Manning explained that homosexuals were identified with an upside-down purple triangle in Nazi Germany during the Holocaust. He frequently referenced the book, “The Men With The Pink Triangle” written by Heinz Herger. The book discusses individuals’ experiences as homosexuals during the holocaust.
Manning expressed interest in choosing the topic for “Dining for Diversity” after attending a coming out session prior to coming up with the idea for his Dining for Diversity presentation. He decided to attend the session, and noticed that the session lacked the attendance of faculty. Being the only faculty member at the meeting motivated Manning to engage in helping students.
Jordan spoke after Manning, aiming to address categorization of sexuality in the modern world. She metaphorically used a vinyl record to illustrate modern day categorization in her Prezi presentation.

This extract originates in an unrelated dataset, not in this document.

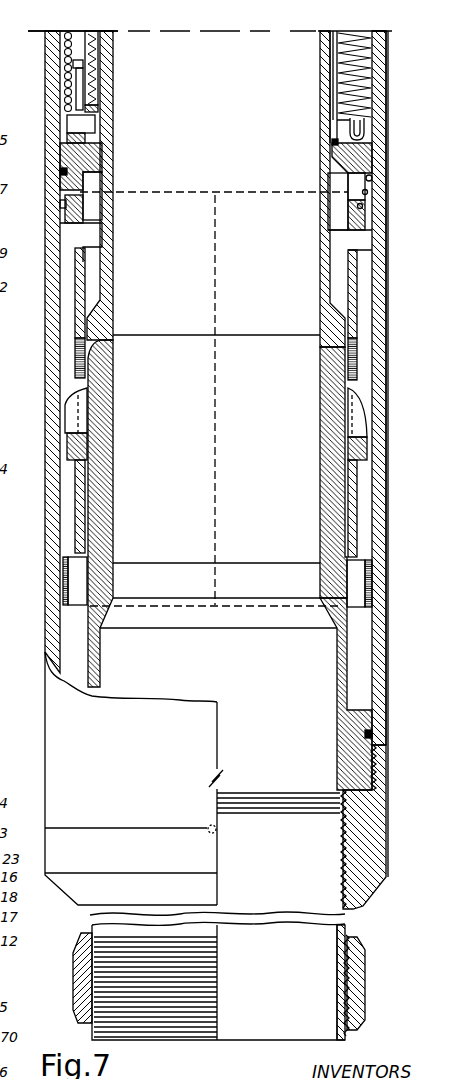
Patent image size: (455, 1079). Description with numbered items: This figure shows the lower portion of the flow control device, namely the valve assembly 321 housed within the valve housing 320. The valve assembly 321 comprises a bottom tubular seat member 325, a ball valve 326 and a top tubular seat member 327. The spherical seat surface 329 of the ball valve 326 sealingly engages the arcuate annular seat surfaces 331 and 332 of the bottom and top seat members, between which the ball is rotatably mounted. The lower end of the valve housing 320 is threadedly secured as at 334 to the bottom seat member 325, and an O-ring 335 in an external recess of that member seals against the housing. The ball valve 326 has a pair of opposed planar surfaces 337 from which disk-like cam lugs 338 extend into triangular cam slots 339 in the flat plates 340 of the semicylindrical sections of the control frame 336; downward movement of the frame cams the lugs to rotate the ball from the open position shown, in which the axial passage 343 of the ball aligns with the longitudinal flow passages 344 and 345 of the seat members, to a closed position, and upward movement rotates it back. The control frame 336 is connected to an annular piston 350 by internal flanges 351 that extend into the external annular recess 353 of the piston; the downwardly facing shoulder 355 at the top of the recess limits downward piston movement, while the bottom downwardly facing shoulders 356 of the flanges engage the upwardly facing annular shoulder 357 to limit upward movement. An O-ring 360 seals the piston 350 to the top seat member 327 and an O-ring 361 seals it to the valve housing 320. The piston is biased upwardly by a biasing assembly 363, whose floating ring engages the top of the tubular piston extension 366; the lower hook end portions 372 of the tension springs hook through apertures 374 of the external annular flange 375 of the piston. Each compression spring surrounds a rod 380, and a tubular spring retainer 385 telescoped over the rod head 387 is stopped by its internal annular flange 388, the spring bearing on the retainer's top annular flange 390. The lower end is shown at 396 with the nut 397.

Jordan is Manning’s ‘Safe Zone’ instructor at Rowan. Safe Zone Training – a workshop for faculty to better provide safer spaces for LGBT students – aims to teach individuals how to become a competent ally to students. From his experiences with Jordan as his trainer, Manning thought that she would add clarity and an interesting perspective to the topic.
At first, Jordan didn’t know how she would present her point of view on the topic, but worked to create a presentation that would explain categorization of sexuality as much as possible in a short amount of time.
“We had a meeting and we talked about what [Manning] was thinking and what connections I could potentially bring,” Jordan said. “It’s a large topic.”
With her presentation, Jordan wanted to explore the topic as much as possible and give audience members as much understand of categorizing sexuality as possible. She wanted the audience to understand the variety of identities members of the LGBT community have from her presentation.
“That was my approach, to try and see where [Manning] customization lead to marginalization and look at how marginalized communities marginalized each other,” Jordan said.